Response to suicide crisis ‘scandalous’

States services and supports for those with mental health problems and the growing suicide crisis are “inadequate and scandalous”, a priest has stated.

Fr Tony O’Riordan, PP Moyross, Limerick, who was speaking at the funeral Mass of a man who died in the River Shannon, described the services as “pitifully inadequate, scandalous, and inexcusable”.

According to the Central Statistics Office (CSO) provisional figures, 475 people took their lives in 2013. Just under 200 people died on the roads last year.

The CSO figures show that, over an 11-year period, between 2000-2011, nearly 6,000 people died by suicide, including 4,818 males and 1,161 females.

Limerick is particularly hard-hit by suicides, which has resulted in a volunteer group patrolling the city’s bridges at night to try to prevent further deaths.

Limerick City and County Council also recently confirmed it plans to implement a plan by local student Katie Whelan to light up Thomond Bridge in the city with anti-suicide messages.

Exasperated by so many young people taking their lives, Fr O’Riordan asked: “When will we get a health service that is responsive to the needs of people experiencing emotional crisis or a mental health crisis?”

He criticised the State’s handling of the suicide crisis and called for an end to the “fractious nature of the services within our health system that ought to be able to respond with care and effectiveness to the needs of someone in turmoil and distress”.

“The current configuration of services, the attitudes of many working in those services and the standards of care are pitifully inadequate, scandalous and inexcusable,” Fr O’Riordan said during his homily at Corpus Christi Church in Moyross.

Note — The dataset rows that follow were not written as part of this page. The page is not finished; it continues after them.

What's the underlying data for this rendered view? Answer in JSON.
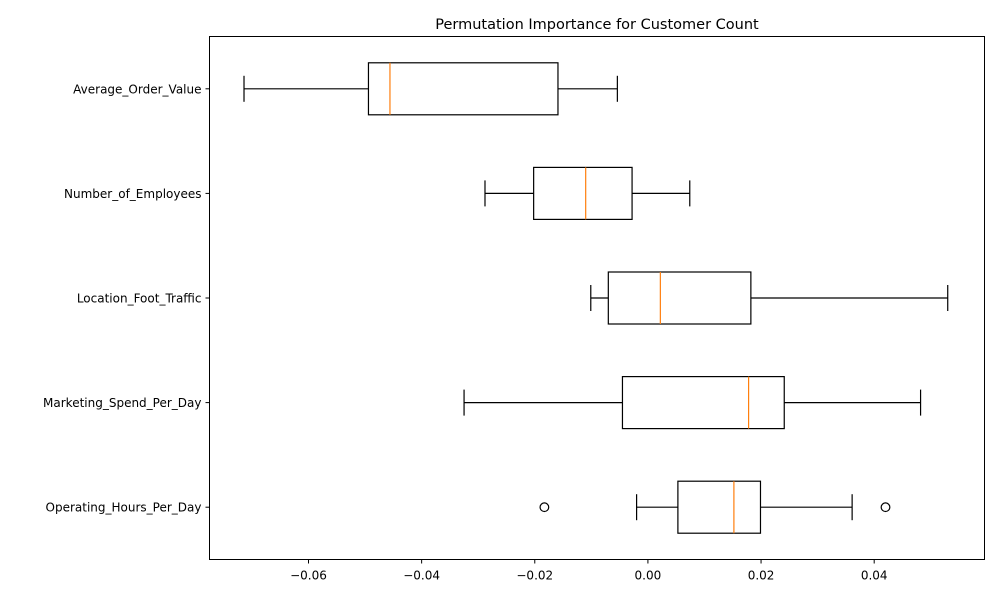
{
  "chart_data": {
    "type": "boxplot",
    "orientation": "horizontal",
    "title": "Permutation Importance for Customer Count",
    "xlabel": "",
    "ylabel": "",
    "xlim": [
      -0.0775,
      0.0595
    ],
    "x_ticks": [
      -0.06,
      -0.04,
      -0.02,
      0.0,
      0.02,
      0.04
    ],
    "x_tick_labels": [
      "−0.06",
      "−0.04",
      "−0.02",
      "0.00",
      "0.02",
      "0.04"
    ],
    "grid": false,
    "categories": [
      "Average_Order_Value",
      "Number_of_Employees",
      "Location_Foot_Traffic",
      "Marketing_Spend_Per_Day",
      "Operating_Hours_Per_Day"
    ],
    "boxes": [
      {
        "label": "Average_Order_Value",
        "whisker_low": -0.0714,
        "q1": -0.0494,
        "median": -0.0456,
        "q3": -0.0159,
        "whisker_high": -0.0054,
        "outliers": []
      },
      {
        "label": "Number_of_Employees",
        "whisker_low": -0.0288,
        "q1": -0.0202,
        "median": -0.011,
        "q3": -0.0028,
        "whisker_high": 0.0074,
        "outliers": []
      },
      {
        "label": "Location_Foot_Traffic",
        "whisker_low": -0.0101,
        "q1": -0.007,
        "median": 0.0022,
        "q3": 0.0182,
        "whisker_high": 0.053,
        "outliers": []
      },
      {
        "label": "Marketing_Spend_Per_Day",
        "whisker_low": -0.0325,
        "q1": -0.0045,
        "median": 0.0178,
        "q3": 0.0241,
        "whisker_high": 0.0482,
        "outliers": []
      },
      {
        "label": "Operating_Hours_Per_Day",
        "whisker_low": -0.002,
        "q1": 0.0053,
        "median": 0.0152,
        "q3": 0.0199,
        "whisker_high": 0.0361,
        "outliers": [
          -0.0183,
          0.042
        ]
      }
    ],
    "colors": {
      "box": "#000000",
      "median": "#ff7f0e",
      "whisker": "#000000",
      "outlier": "#000000",
      "background": "#ffffff"
    }
  }
}
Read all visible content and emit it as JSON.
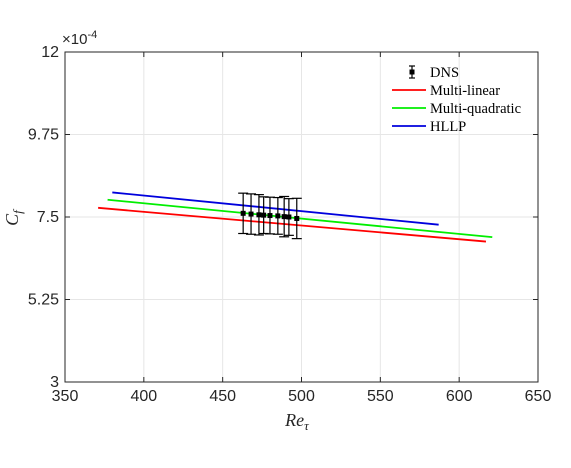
{
  "chart_data": {
    "type": "line",
    "xlabel_base": "Re",
    "xlabel_sub": "τ",
    "ylabel_base": "C",
    "ylabel_sub": "f",
    "xlim": [
      350,
      650
    ],
    "ylim": [
      3,
      12
    ],
    "y_exponent_prefix": "×10",
    "y_exponent_power": "-4",
    "x_ticks": [
      350,
      400,
      450,
      500,
      550,
      600,
      650
    ],
    "x_tick_labels": [
      "350",
      "400",
      "450",
      "500",
      "550",
      "600",
      "650"
    ],
    "y_ticks": [
      3,
      5.25,
      7.5,
      9.75,
      12
    ],
    "y_tick_labels": [
      "3",
      "5.25",
      "7.5",
      "9.75",
      "12"
    ],
    "grid": true,
    "legend_position": "top-right",
    "series": [
      {
        "name": "DNS",
        "kind": "errorbar",
        "color": "#000000",
        "x": [
          463,
          468,
          473,
          476,
          480,
          485,
          489,
          492,
          497
        ],
        "y": [
          7.6,
          7.58,
          7.56,
          7.55,
          7.54,
          7.53,
          7.51,
          7.5,
          7.46
        ],
        "err": [
          0.55,
          0.55,
          0.55,
          0.5,
          0.5,
          0.5,
          0.55,
          0.5,
          0.55
        ]
      },
      {
        "name": "Multi-linear",
        "kind": "line",
        "color": "#ff0000",
        "x": [
          371,
          617
        ],
        "y": [
          7.75,
          6.83
        ]
      },
      {
        "name": "Multi-quadratic",
        "kind": "line",
        "color": "#00ee00",
        "x": [
          377,
          621
        ],
        "y": [
          7.97,
          6.95
        ]
      },
      {
        "name": "HLLP",
        "kind": "line",
        "color": "#0000dd",
        "x": [
          380,
          587
        ],
        "y": [
          8.17,
          7.29
        ]
      }
    ]
  }
}
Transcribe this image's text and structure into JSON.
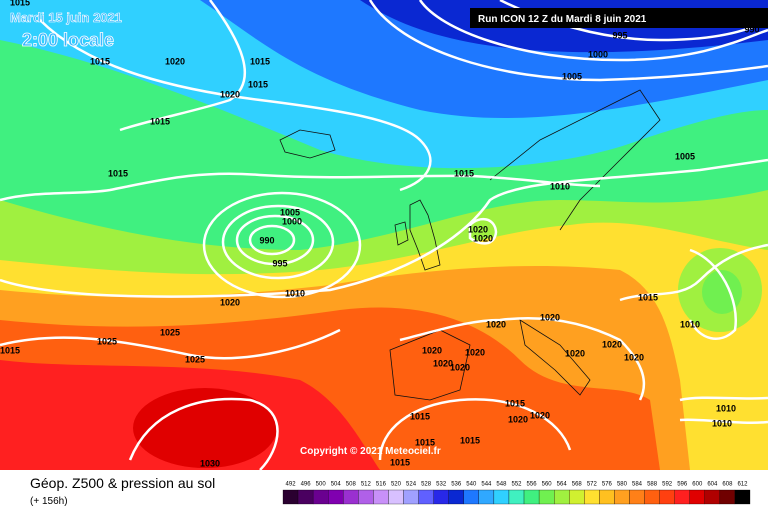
{
  "header": {
    "date": "Mardi 15 juin 2021",
    "time": "2:00 locale",
    "run": "Run ICON 12 Z du Mardi 8 juin 2021"
  },
  "isobar_labels": [
    1015,
    1015,
    1020,
    1015,
    1015,
    1020,
    1015,
    1015,
    1005,
    1000,
    990,
    995,
    1010,
    1020,
    1025,
    1025,
    1025,
    1015,
    1030,
    995,
    1000,
    1005,
    990,
    1005,
    1015,
    1010,
    1020,
    1020,
    1015,
    1010,
    1020,
    1020,
    1020,
    1020,
    1020,
    1020,
    1020,
    1020,
    1020,
    1015,
    1015,
    1020,
    1020,
    1015,
    1015,
    1015,
    1010,
    1010
  ],
  "copyright": "Copyright © 2021 Meteociel.fr",
  "footer": {
    "title": "Géop. Z500 & pression au sol",
    "lead": "(+ 156h)"
  },
  "legend": {
    "labels": [
      492,
      496,
      500,
      504,
      508,
      512,
      516,
      520,
      524,
      528,
      532,
      536,
      540,
      544,
      548,
      552,
      556,
      560,
      564,
      568,
      572,
      576,
      580,
      584,
      588,
      592,
      596,
      600,
      604,
      608,
      612
    ],
    "colors": [
      "#2a0030",
      "#4a0060",
      "#6a0090",
      "#8000b0",
      "#9a30d0",
      "#b060e8",
      "#c890f8",
      "#d8c0ff",
      "#a0a0ff",
      "#6060ff",
      "#2828e8",
      "#0a28d2",
      "#1e78ff",
      "#30a8ff",
      "#30d0ff",
      "#40f0c0",
      "#40f080",
      "#70f050",
      "#a0f040",
      "#d0f030",
      "#ffe030",
      "#ffc020",
      "#ffa020",
      "#ff8018",
      "#ff6010",
      "#ff4010",
      "#ff2020",
      "#e00000",
      "#b00000",
      "#700000",
      "#000000"
    ]
  }
}
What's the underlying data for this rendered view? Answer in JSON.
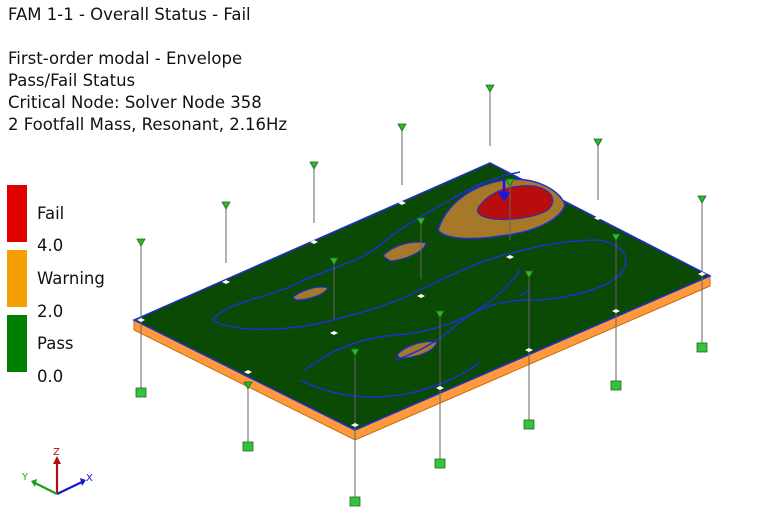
{
  "header": {
    "title": "FAM 1-1 - Overall Status - Fail",
    "analysis": "First-order modal - Envelope",
    "result": "Pass/Fail Status",
    "critical_node": "Critical Node: Solver Node 358",
    "mode": "2 Footfall Mass, Resonant, 2.16Hz"
  },
  "legend": {
    "bands": [
      {
        "label": "Fail",
        "color": "#e00000"
      },
      {
        "label": "Warning",
        "color": "#f5a000"
      },
      {
        "label": "Pass",
        "color": "#008000"
      }
    ],
    "thresholds": [
      "4.0",
      "2.0",
      "0.0"
    ]
  },
  "colors": {
    "slab_pass": "#0b4a04",
    "contour_line": "#1f2fd0",
    "warning_fill": "#a5782a",
    "fail_fill": "#b80d0d",
    "slab_edge": "#ff9a3c",
    "support_green": "#37c23d",
    "marker_green": "#2fb52f"
  },
  "triad": {
    "x": "X",
    "y": "Y",
    "z": "Z"
  }
}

“When will we shout enough is enough? People in emotional crisis are at their most vulnerable, and so too are their families and those with whom they live. However, too often, far too often, a person, be they child or adult or elderly, when faced with mental unwellness, [is] more likely to get judgement, silo-like referral, and ultimately wholly inadequate or a meaningless response.

“We can, and we ought to do better.”

According to the latest report by the National Office for Suicide Prevention (NOSP), “significant progress” has been”.

It said that the HSE funding available to NOSPhad increased by almost 100% since 2011 to €8.1m in 2013.